Apr 12, 2019
When humans try to recall images from memory, they involuntarily move their eyes in a pattern that is similar to when they are actually looking at the image.
James Hays, an associate professor in the School of Interactive Computing and the Machine Learning Center at Georgia Tech, and researchers from TU Berlin and Universität Regensburg, are looking at how these patterns, known as gaze patterns, can be used to retrieve images from memory so that it’s easier to find that same image – like an adorable dog photo – stashed away in the digital cloud.
Through a controlled lab experiment and a real-world scenario, Hays and his co-authors have developed a matching technique using machine learning to help computers understand what image someone is thinking of, and accurately retrieve it from a computer folder – based solely on eye movements.

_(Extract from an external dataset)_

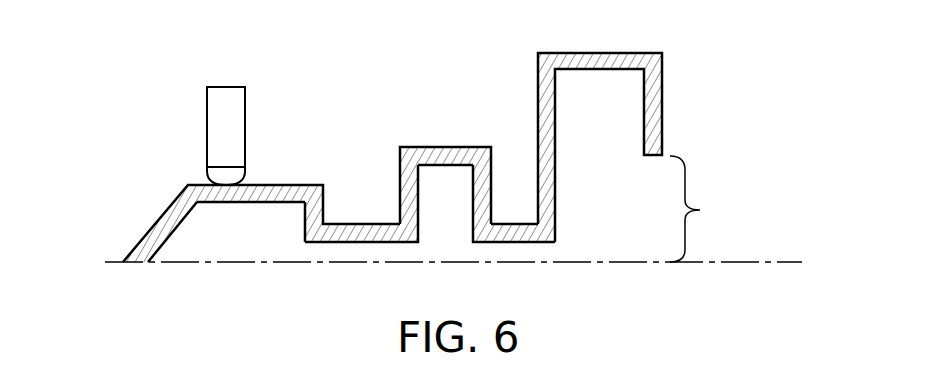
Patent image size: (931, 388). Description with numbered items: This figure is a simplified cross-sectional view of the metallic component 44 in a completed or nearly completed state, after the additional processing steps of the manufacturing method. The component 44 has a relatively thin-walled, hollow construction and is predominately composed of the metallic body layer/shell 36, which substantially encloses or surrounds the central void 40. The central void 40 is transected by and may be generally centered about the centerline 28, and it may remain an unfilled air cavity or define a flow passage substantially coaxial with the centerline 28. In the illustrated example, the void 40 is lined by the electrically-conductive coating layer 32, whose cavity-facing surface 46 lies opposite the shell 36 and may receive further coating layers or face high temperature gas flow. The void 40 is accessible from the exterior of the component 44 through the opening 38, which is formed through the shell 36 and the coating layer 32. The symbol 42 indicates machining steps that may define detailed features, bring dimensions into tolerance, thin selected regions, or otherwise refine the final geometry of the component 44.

Using eye-tracking software in the lab, the researchers recorded the eye movements of 30 participants as they looked at 100 different indoor and outdoor images, ranging from picturesque lighthouse scenes to cozy living rooms. Participants were then asked to look at a blank screen and recall any of the 100 images they just saw.
The researchers also conducted a realistic scenario by putting together a mock museum with 20 posters of various sizes and orientations spread throughout the “museum.” They outfitted each participant with a headset complete with a Pupil mobile eye tracker, complete with two eye cameras, and one front-facing camera. Participants were asked to walk around the museum and look at all of the images, taking however long they liked, and in whatever order they preferred. They took anywhere from a few seconds to over a minute looking at each poster.
After looking at all of the images, participants were asked to look at a blank whiteboard and recall as many of their favorite images as possible, in any order. Participants remembered between 5 and 10 of the total 20 poster images.
The results from both experiments indicated that the gaze patterns of people looking at a photograph contain a unique signature that computers can use to accurately determine the corresponding photo.
Using the data collected from the experiments, researchers created spatial histograms, or heat maps, that could be analyzed by their new machine learning technique to determine which photo someone was thinking about. Hays and Co. also used a Convolutional Neural Network (CNN) to look at the 2,700 collected heat maps.
“The ability to retrieve images using eye movements would be beneficial to those who are disabled or unable to search for images using their hands or voice,” said Hays. “Also, wearable technology is a huge industry right now, and we believe that tracking motion with the eyes would be a natural by-product of that boom.”
In Hays’ previous research, SketchyGAN, people are able to draw (rather than type) what they are looking for to get image search results. But, if images are mislabeled or people can’t draw that well, search results are not useful. Other attempts at image retrieval have included various types of brain scans, but those are often too expensive and impractical for everyday use.
While this new research may prove helpful to people, it does not come without limitations, researchers note. The scalability of the model in part depends on image content and how many images are in the database. The more images the database holds, the more likely it is that several different photos will produce extremely similar gaze patterns.
One proposed workaround to this potential issue is asking people to make more extensive eye movements than they normally would. At the moment, participants are not asked to do anything more intentional or out of the norm when looking at the images. Researchers think that by putting a small amount of effort back on the user, this would help the computer find the correct image.
Another foreseen problem is working with people’s memories. As people’s memories grow weaker with time or age, it will be harder to get a crisp gaze pattern and accurately return the right image. The team plans to explore these potential issues in the future by looking into the influence on memory decay and how it affects image retrieval from long-term memory.
The authors are also looking into combining gaze tracking with a speech interface, as that could be a rich resource for information. No matter which direction they go, the team believes that eye-movement image retrieval is not only possible but also a significant next step to improving human and computer interaction.
One might even say that before long, people will be able to find that favorite dog photo in the blink of an eye.
Further details on this approach to image retrieval can be found in the paper, “The Mental Image Revealed by Gaze Tracking,” which has been accepted at the ACM Conference on Human Factors in Computing Systems (CHI 2019), May 4-9.